Histologia:
O corpo humano possui dois intestinos: o intestino delgado e intestino grosso.
Estes órgãos possuem características histológicas comuns, representadas pelas quatro camadas ou túnicas concêntricas em suas paredes: a mucosa, a submucosa, a muscular e a adventícia.
Apesar de ambos os órgãos serem denominados “Intestino” a distinção dele se dá desde a morfologia até às atribuições
Tabela: Recorte Quadro 12.1 – Características morfológicas diferenciais entre
os órgãos do sistema digestório - NASCIUTTI, Luiz Eurico et al. Histologia do tubo digestório.
O intestino delgado começa no músculo esfíncter do piloro do estômago, é o órgão em ocorre a continuação da digestão dos componentes provindos do estômago, os quais, sendo devidamente 290 Sistema digestório: integração básico-clínica fragmentados por ação enzimática, são absorvidos e veiculados à circulação sanguínea ou linfática.
Para que ocorra um eficiente processo de absorção, é necessária uma área de superfície de contato ampliada. deste modo, o intestino delgado se apresenta como um longo órgão, atingindo cerca de 4-7 metros de comprimento, e atribui a ele, ainda, uma sequência de especializações as quais contribuem para o aumento da sua superfície de absorção de tipos de nutrientes.
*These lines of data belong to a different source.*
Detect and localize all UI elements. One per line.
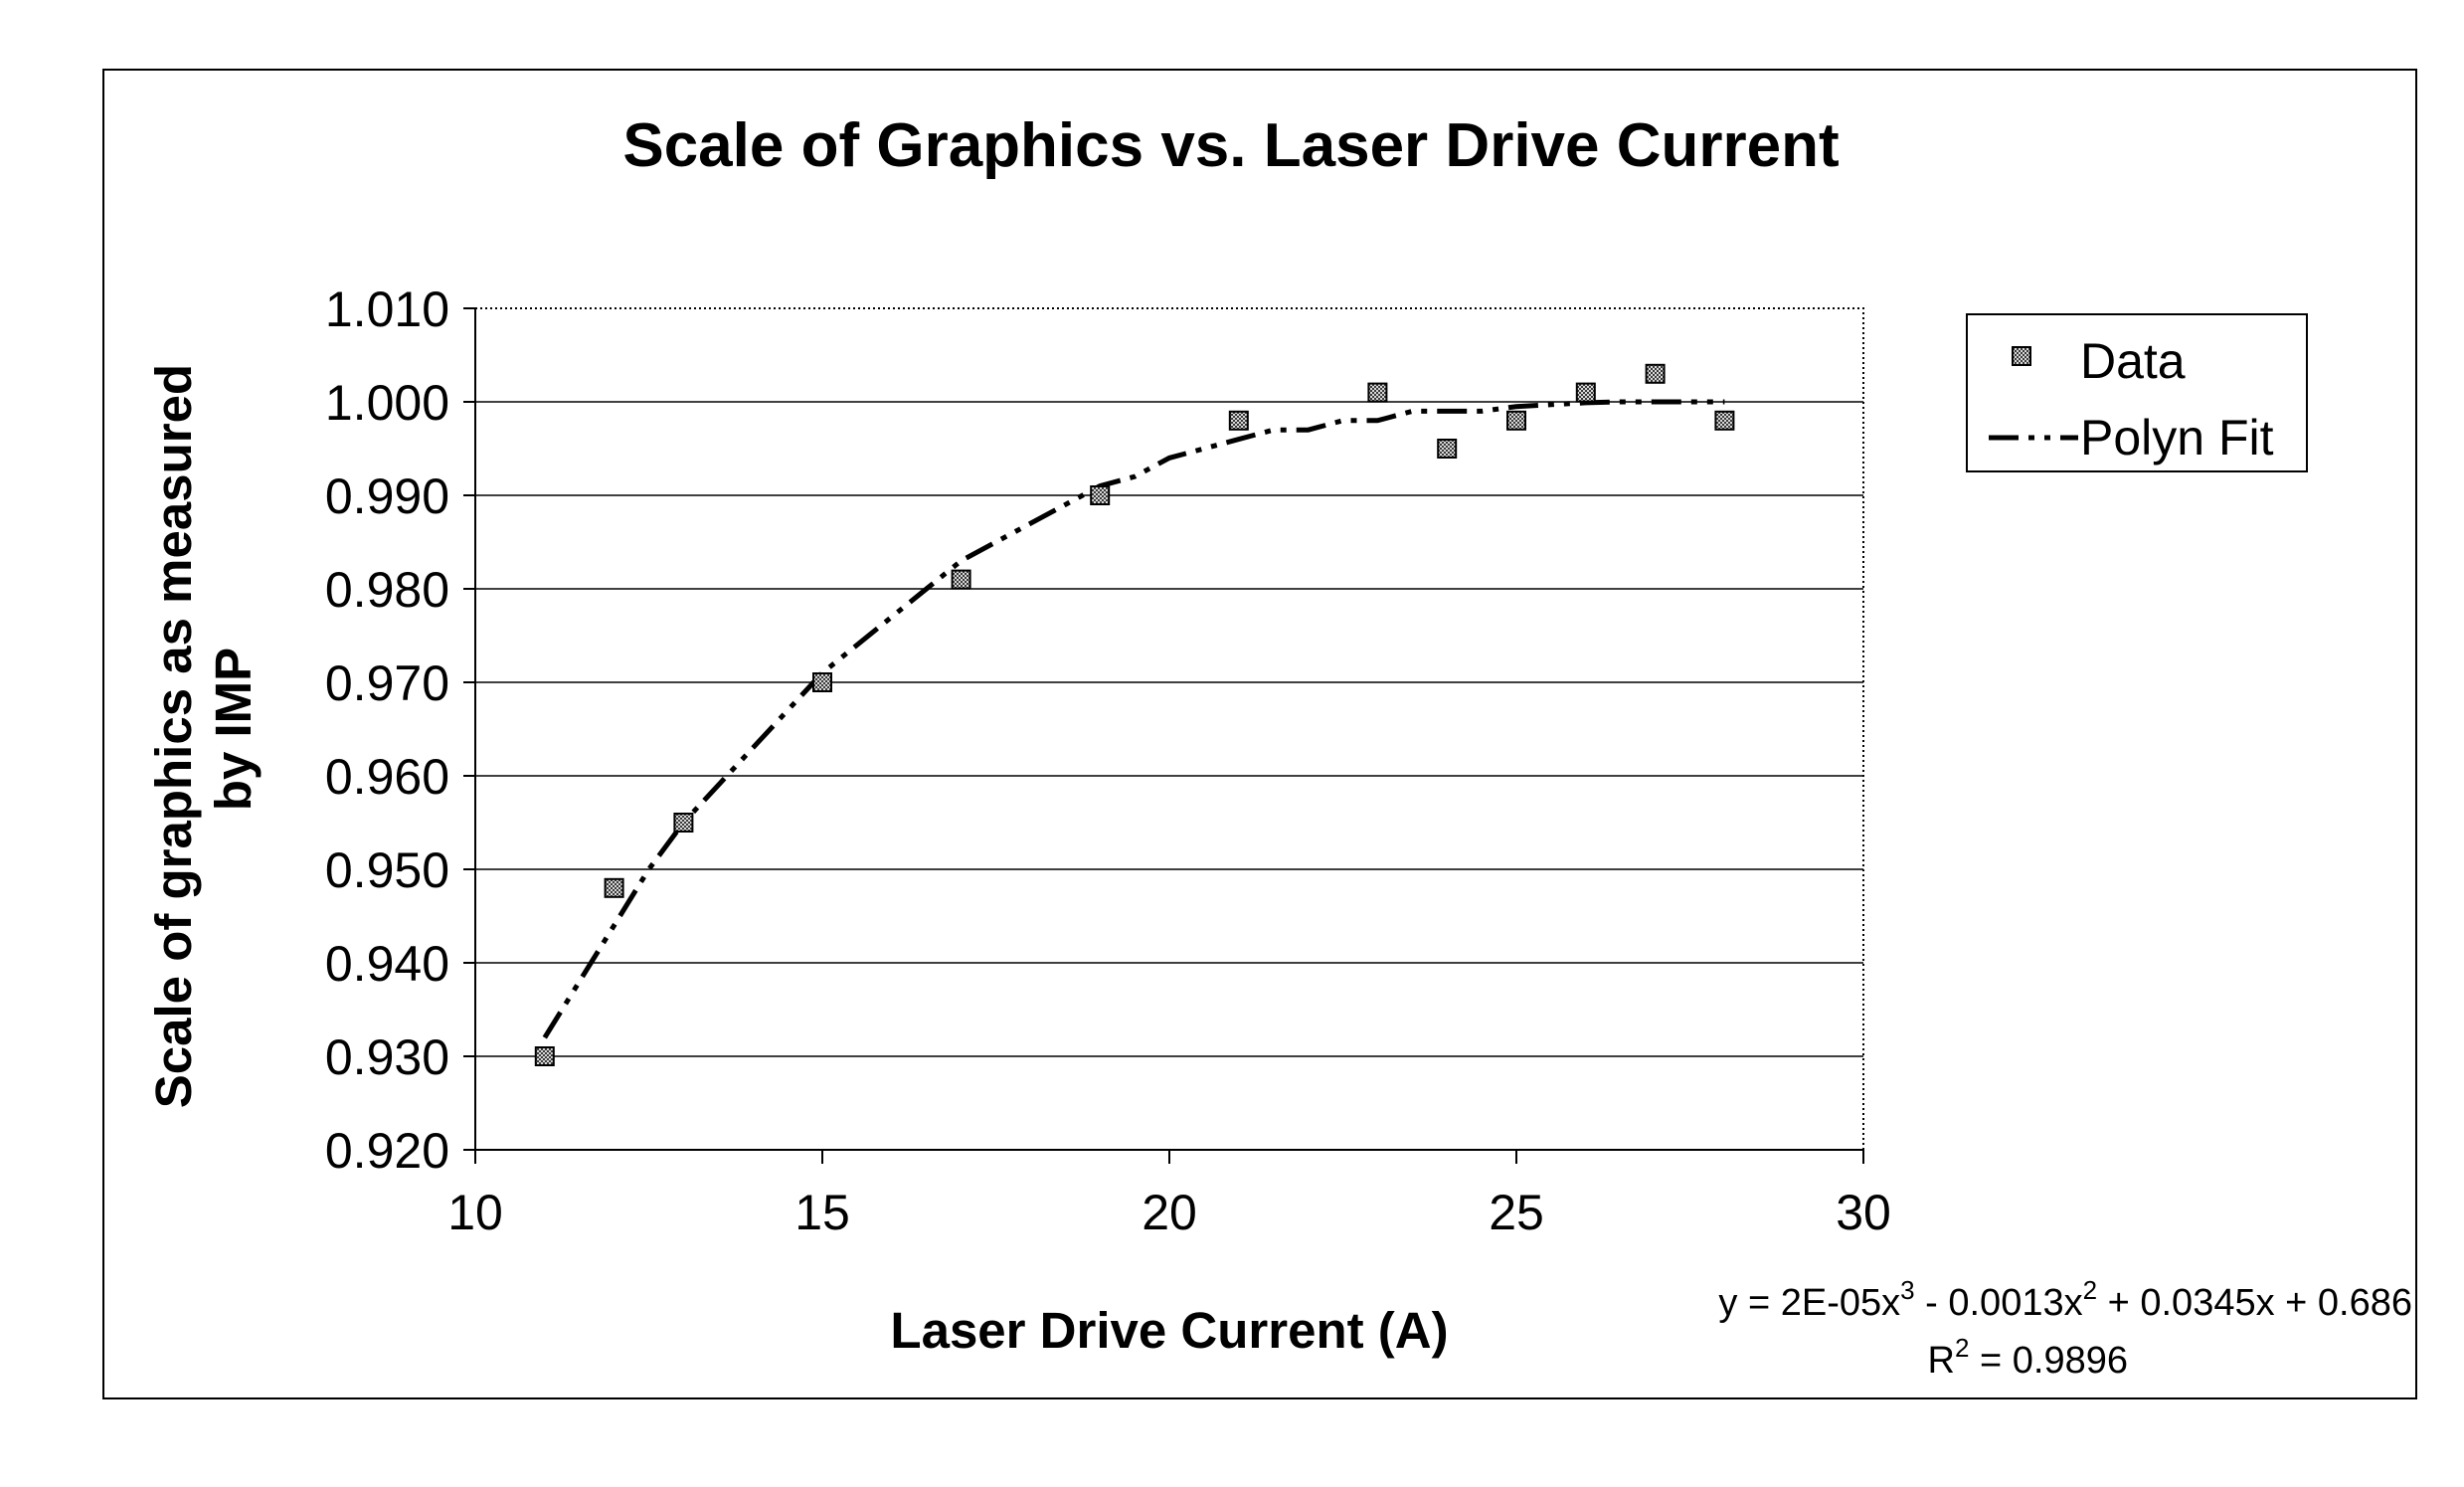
- data-point: [1577, 384, 1595, 402]
- y-tick-label: 0.960: [325, 749, 449, 805]
- data-point: [1368, 384, 1386, 402]
- x-tick-label: 10: [447, 1185, 503, 1240]
- data-point: [1715, 412, 1733, 430]
- data-point: [813, 673, 831, 691]
- x-tick-label: 20: [1142, 1185, 1197, 1240]
- data-point: [1230, 412, 1248, 430]
- y-tick-label: 1.010: [325, 281, 449, 337]
- y-tick-label: 0.950: [325, 842, 449, 898]
- legend-data-marker: [2013, 347, 2030, 365]
- data-point: [953, 571, 970, 589]
- y-tick-label: 0.970: [325, 655, 449, 711]
- equation-exponent-2: 2: [2083, 1275, 2097, 1305]
- y-tick-label: 0.940: [325, 936, 449, 992]
- x-axis-title: Laser Drive Current (A): [890, 1302, 1448, 1359]
- plot-area: [475, 308, 1863, 1150]
- legend: Data Polyn Fit: [1967, 314, 2307, 471]
- y-tick-label: 0.920: [325, 1123, 449, 1179]
- data-point: [1647, 365, 1665, 383]
- legend-fit-label: Polyn Fit: [2080, 410, 2274, 465]
- equation-exponent-1: 3: [1900, 1275, 1914, 1305]
- legend-data-label: Data: [2080, 333, 2186, 389]
- equation-middle: - 0.0013x: [1915, 1282, 2083, 1324]
- x-tick-label: 15: [794, 1185, 850, 1240]
- r-squared-lead: R: [1928, 1340, 1955, 1382]
- data-point: [536, 1047, 554, 1065]
- data-point: [674, 814, 692, 832]
- r-squared-exponent: 2: [1955, 1333, 1969, 1363]
- y-tick-label: 1.000: [325, 375, 449, 431]
- y-tick-label: 0.990: [325, 468, 449, 524]
- r-squared-value: = 0.9896: [1969, 1340, 2128, 1382]
- x-tick-label: 25: [1489, 1185, 1544, 1240]
- y-axis-title-line-1: Scale of graphics as measured: [145, 364, 202, 1108]
- equation-tail: + 0.0345x + 0.686: [2097, 1282, 2412, 1324]
- equation-lead: y = 2E-05x: [1718, 1282, 1900, 1324]
- data-point: [1091, 486, 1109, 504]
- y-tick-label: 0.980: [325, 562, 449, 618]
- data-point: [606, 879, 623, 897]
- y-axis-title-line-2: by IMP: [205, 648, 262, 811]
- chart-title: Scale of Graphics vs. Laser Drive Curren…: [622, 111, 1839, 180]
- y-tick-label: 0.930: [325, 1029, 449, 1085]
- chart: Scale of Graphics vs. Laser Drive Curren…: [0, 0, 2464, 1487]
- trendline-equation: y = 2E-05x3 - 0.0013x2 + 0.0345x + 0.686: [1718, 1275, 2412, 1324]
- data-point: [1507, 412, 1525, 430]
- data-point: [1438, 440, 1456, 458]
- x-tick-label: 30: [1836, 1185, 1891, 1240]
O intestino delgado é subdividido em três segmentos:
Duodeno: Primeira e menor porção, formado por uma alça em formato de letra C medindo cerca de 25 cm de comprimento e de localização predominantemente retroperitoneal;
Jejuno: é a continuidade da porção anterior, constitui a maior parte do intestino delgado, formado por diversas alças livremente móveis e suspensas em meio à cavidade abdominal por meio de extensas pregas de peritônio que constituem o mesentério, o qual se insere na região dorsal da parede abdominal;
Íleo refere-se a porção final do intestino delgado, também apresentando alças suspensas como as do jejuno, destarte em menor quantidade, e que desemboca no início do intestino grosso através de um orifício, denominado óstio ileal.
A mucosa apresenta as principais características histológicas relacionadas aos eventos de absorção. A submucosa é tipicamente formada por tecido conjuntivo frouxo composto por células de fibroblastos, macrófagos, plasmocitos, principalmente.
Na submucosa do intestino delgado são encontrados pequenos gânglios do sistema nervoso autônomo, os quais constituem o plexo submucoso ou plexo de Meissner, esse plexo é responsável pelo controle das funções das estruturas da mucosa do intestino delgado.
A mucosa do intestino delgado tem uma variedade de estruturas que promove eficiência dos processos de absorção.
formado por um eixo de tecido conjuntivo frouxo e revestidas por um epitélio simples cilíndrico composto por células cilíndricas responsáveis pelos processos de absorção de nutrientes (denominadas de células absortivas ou enterócitos - principais células relacionadas à função mais imediata do intestino delgado – a absorção – elas serão descritas em detalhe mais adiante.- ). além de células caliciformes, secretoras de glicoproteínas que constituem o muco que lubrifica e umidifica a superfície da mucosa intestinal.
O intestino grosso é um órgão com aproximadamente 2,5 metros de comprimento, o qual se inicia ao final do íleo, a partir da válvula ileocecal. É uma estrutura segmentada caracterizados em sequência como ceco, colo ascendente, colo transverso, colo descendente, colo sigmoide, reto e canal anal, possuindo ainda o apêndice vermiforme, um divertículo em fundo cego que se abre no ceco. Esses segmentos em geral apresentam a mesma estrutura histológica, havendo particularidades estruturais apenas na ultima porção do canal anal.
A mucosa do intestino grosso segue o padrão de uma mucosa no trato digestório, mas ao contrário da mucosa do intestino delgado, não possui vilosidades, apresentando-se lisa. O epitélio é composto pelas mesma células que o intestino precedente, apenas possuindo um número maior de células caliciforme, este aspecto estrutural tem correlação imediata com a função pioneira de absorção de água e de eletrólitos pelas células absortivas do epitélio da mucosa do intestino grosso, sucessivamente formando-se matéria fecal; uma vez que está presente a formação da matéria fecal com diminuição do conteúdo hídrico, o muco produzido pelas células caliciformes proporciona uma excelente lubrificação, evitando um atrito excessivo entre o bolo fecal e a superfície.
Enterócitos são as células absortivas e as células caliciformes promovem lubrificação, além destas, as criptas de Lieberkühn apresentam ainda tipos de células enteroendócrinas:
células D, secretoras de somatostatina;
células EC, secretoras de serotonina;
células PP, secretoras do polipeptídeo pancreático
células-tronco que migram do fundo das criptas em direção à superfície, permitindo deste modo a constante renovação das populações de células da mucosa.